ABSTRACT
Introduction: Chronic rhinosinusitis (CRS) is a common upper airway disease with a prevalence of greater than 10% of the general population. Although the pathogenesis of CRS remains poorly understood, there is growing evidence indicating that epithelial physical barrier defects play an important role in CRS pathogenesis.
Areas covered: Epithelial physical barriers are maintained by various intercellular junctions, especially tight junctions (TJs). Recent studies suggest that the expression of TJ molecules and epithelial barrier function in human nasal epithelium are modulated by various internal and external factors. This review summarizes recent advances regarding the structure, function, and regulating mechanisms of the epithelial physical barrier in the context of CRS.

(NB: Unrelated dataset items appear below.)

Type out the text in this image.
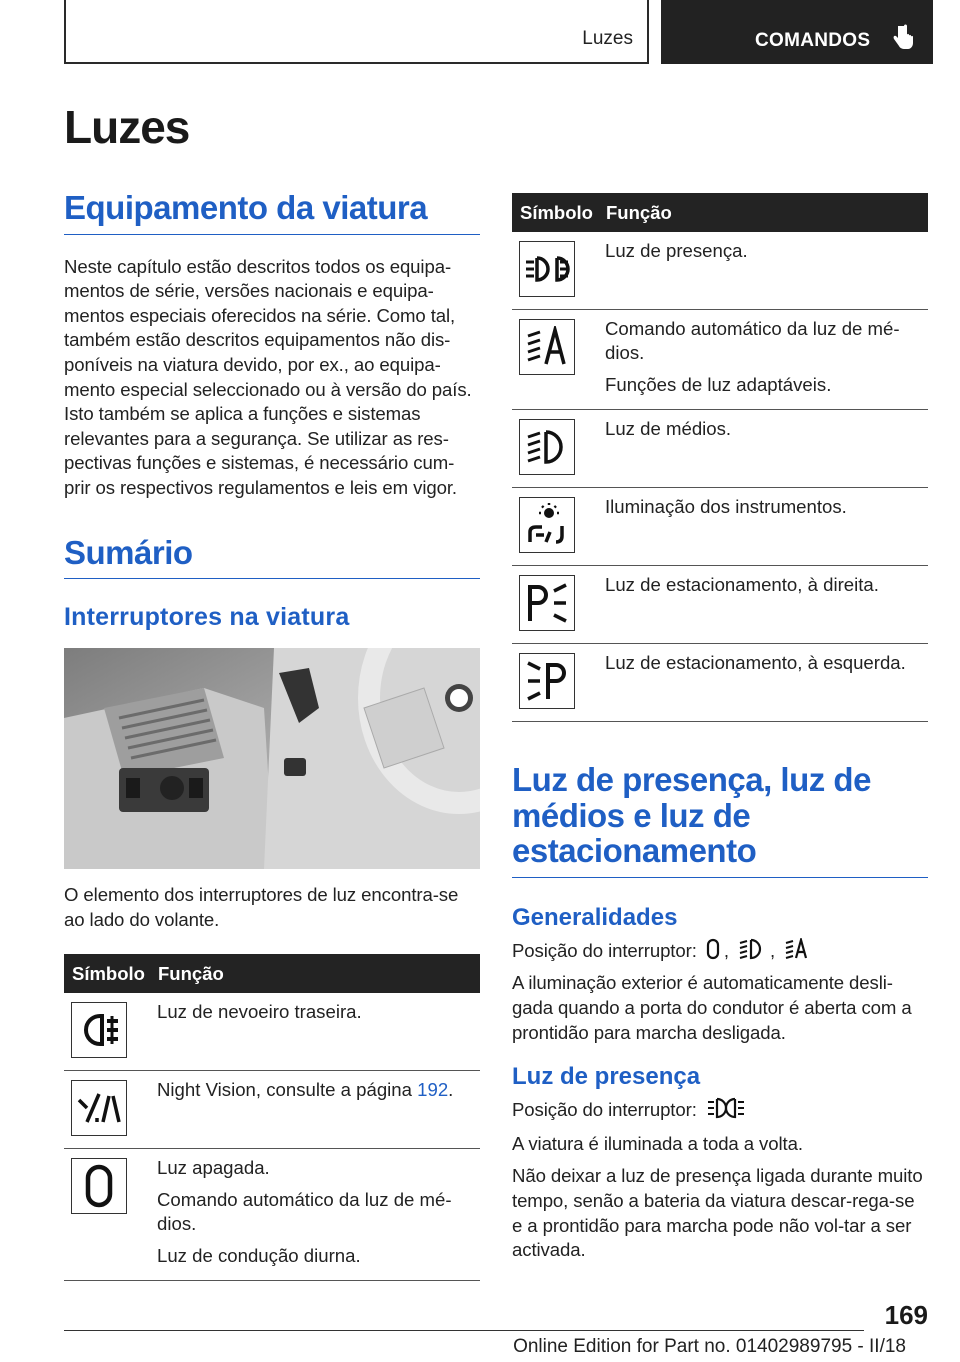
Luzes	COMANDOS
Luzes
Equipamento da viatura

Neste capítulo estão descritos todos os equipa-mentos de série, versões nacionais e equipa-mentos especiais oferecidos na série. Como tal, também estão descritos equipamentos não dis-poníveis na viatura devido, por ex., ao equipa-mento especial seleccionado ou à versão do país. Isto também se aplica a funções e sistemas relevantes para a segurança. Se utilizar as res-pectivas funções e sistemas, é necessário cum-prir os respectivos regulamentos e leis em vigor.

Sumário
Interruptores na viatura

O elemento dos interruptores de luz encontra-se ao lado do volante.

Símbolo	Função

Luz de nevoeiro traseira.

Night Vision, consulte a página 192.

Luz apagada.
Comando automático da luz de mé-dios.
Luz de condução diurna.
Símbolo	Função

Luz de presença.

Comando automático da luz de mé-dios.
Funções de luz adaptáveis.

Luz de médios.

Iluminação dos instrumentos.

Luz de estacionamento, à direita.

Luz de estacionamento, à esquerda.
Luz de presença, luz de médios e luz de estacionamento
Generalidades

Posição do interruptor: , ,

A iluminação exterior é automaticamente desli-gada quando a porta do condutor é aberta com a prontidão para marcha desligada.

Luz de presença

Posição do interruptor:

A viatura é iluminada a toda a volta.

Não deixar a luz de presença ligada durante muito tempo, senão a bateria da viatura descar-rega-se e a prontidão para marcha pode não vol-tar a ser activada.

169
Online Edition for Part no. 01402989795 - II/18
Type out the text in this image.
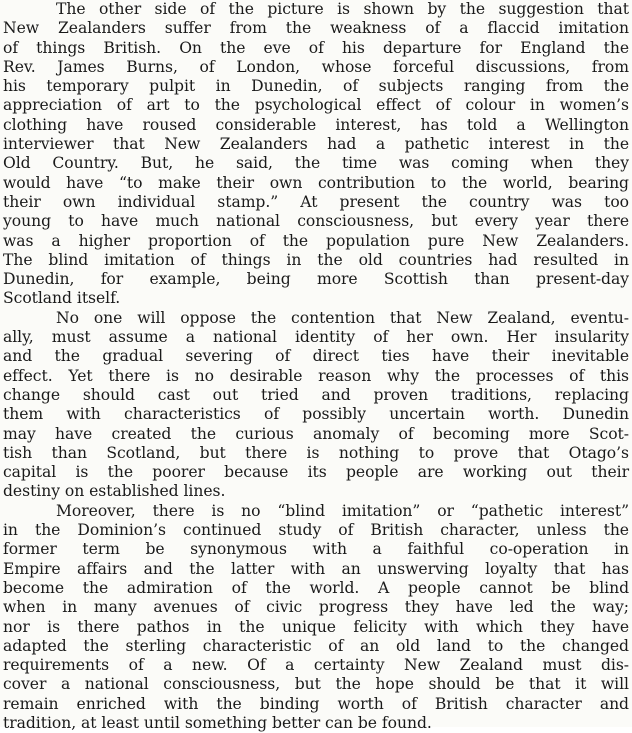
The other side of the picture is shown by the suggestion that
New Zealanders suffer from the weakness of a flaccid imitation
of things British. On the eve of his departure for England the
Rev. James Burns, of London, whose forceful discussions, from
his temporary pulpit in Dunedin, of subjects ranging from the
appreciation of art to the psychological effect of colour in women’s
clothing have roused considerable interest, has told a Wellington
interviewer that New Zealanders had a pathetic interest in the
Old Country. But, he said, the time was coming when they
would have “to make their own contribution to the world, bearing
their own individual stamp.” At present the country was too
young to have much national consciousness, but every year there
was a higher proportion of the population pure New Zealanders.
The blind imitation of things in the old countries had resulted in
Dunedin, for example, being more Scottish than present-day
Scotland itself.
No one will oppose the contention that New Zealand, eventu-
ally, must assume a national identity of her own. Her insularity
and the gradual severing of direct ties have their inevitable
effect. Yet there is no desirable reason why the processes of this
change should cast out tried and proven traditions, replacing
them with characteristics of possibly uncertain worth. Dunedin
may have created the curious anomaly of becoming more Scot-
tish than Scotland, but there is nothing to prove that Otago’s
capital is the poorer because its people are working out their
destiny on established lines.
Moreover, there is no “blind imitation” or “pathetic interest”
in the Dominion’s continued study of British character, unless the
former term be synonymous with a faithful co-operation in
Empire affairs and the latter with an unswerving loyalty that has
become the admiration of the world. A people cannot be blind
when in many avenues of civic progress they have led the way;
nor is there pathos in the unique felicity with which they have
adapted the sterling characteristic of an old land to the changed
requirements of a new. Of a certainty New Zealand must dis-
cover a national consciousness, but the hope should be that it will
remain enriched with the binding worth of British character and
tradition, at least until something better can be found.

Expert opinion: Available data indicate that epithelial physical barrier defects in CRS can result from inhaled allergens, microbial or virus infections, cytokines, hypoxia, or zinc deficiency, among other causes. Several genes/molecules, such as SPINK5, S100A7, S100A8/9, PCDH1, NDRG1, SPRR, and p63 are involved in modulating the physical barrier function in the context of CRS. The exact mechanisms and molecular pathways that lead to these barrier defects, however, require additional study. Additional work is necessary to further explore the epithelial physical barrier function in normal and pathologic sinonasal mucosa.
Article Highlights
The sinonasal epithelial physical barrier defects played an important role in CRS pathogenesis.
Epithelial physical barrier defects in CRS can result from inhaled allergens, microbial or virus infections, cytokines, hypoxia, or zinc deficiency, among other causes.

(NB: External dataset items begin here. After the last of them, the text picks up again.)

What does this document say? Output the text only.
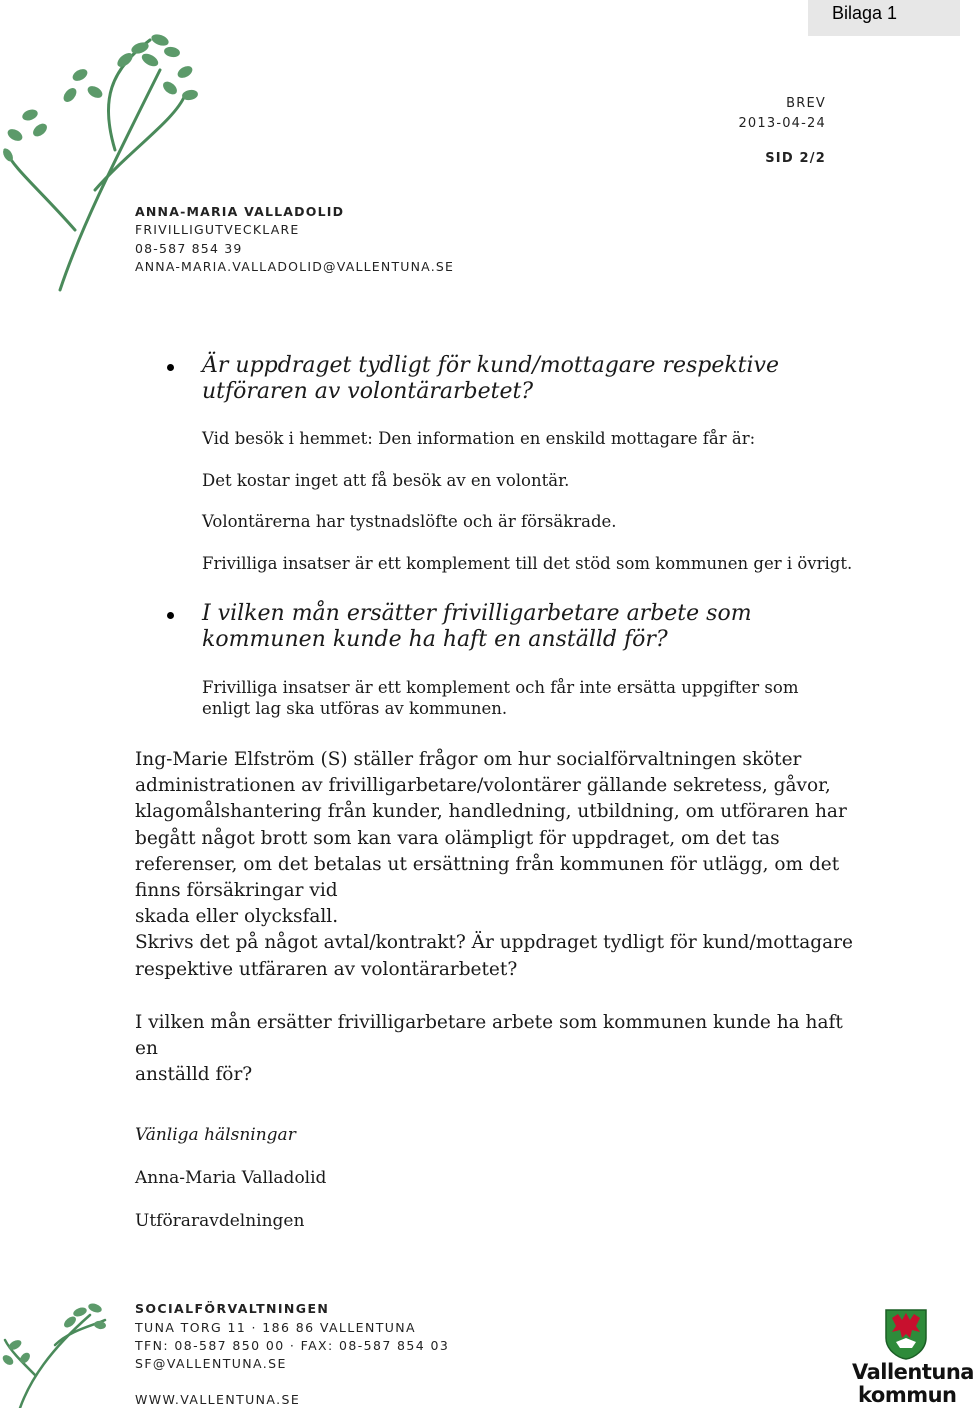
Bilaga 1
BREV
2013-04-24
SID 2/2
ANNA-MARIA VALLADOLID
FRIVILLIGUTVECKLARE
08-587 854 39
ANNA-MARIA.VALLADOLID@VALLENTUNA.SE
Är uppdraget tydligt för kund/mottagare respektive utföraren av volontärarbetet?
Vid besök i hemmet: Den information en enskild mottagare får är:
Det kostar inget att få besök av en volontär.
Volontärerna har tystnadslöfte och är försäkrade.
Frivilliga insatser är ett komplement till det stöd som kommunen ger i övrigt.
I vilken mån ersätter frivilligarbetare arbete som kommunen kunde ha haft en anställd för?
Frivilliga insatser är ett komplement och får inte ersätta uppgifter som enligt lag ska utföras av kommunen.

Ing-Marie Elfström (S) ställer frågor om hur socialförvaltningen sköter

administrationen av frivilligarbetare/volontärer gällande sekretess, gåvor,

klagomålshantering från kunder, handledning, utbildning, om utföraren har

begått något brott som kan vara olämpligt för uppdraget, om det tas

referenser, om det betalas ut ersättning från kommunen för utlägg, om det

finns försäkringar vid

skada eller olycksfall.

Skrivs det på något avtal/kontrakt? Är uppdraget tydligt för kund/mottagare

respektive utfäraren av volontärarbetet?

I vilken mån ersätter frivilligarbetare arbete som kommunen kunde ha haft en

anställd för?

Vänliga hälsningar
Anna-Maria Valladolid
Utföraravdelningen
SOCIALFÖRVALTNINGEN
TUNA TORG 11 · 186 86 VALLENTUNA
TFN: 08-587 850 00 · FAX: 08-587 854 03
SF@VALLENTUNA.SE
WWW.VALLENTUNA.SE
Vallentuna
kommun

Several genes/molecules, including SPINK5, S100A7, S100A8/9, PCDH1, NDRG1, SPRR, and p63 are involved in modulating the physical barrier function in CRS.
Several topical treatments in the management of CRS, such as corticosteroids and nasal irrigations might influence the sinonasal epithelial physical barrier function.
Declaration of interest
The authors have no relevant affiliations or financial involvement with any organization or entity with a financial interest in or financial conflict with the subject matter or materials discussed in the manuscript. This includes employment, consultancies, honoraria, stock ownership or options, expert testimony, grants or patents received or pending, or royalties.
Reviewer disclosures
Peer reviewers on this manuscript have no relevant financial or other relationships to disclose.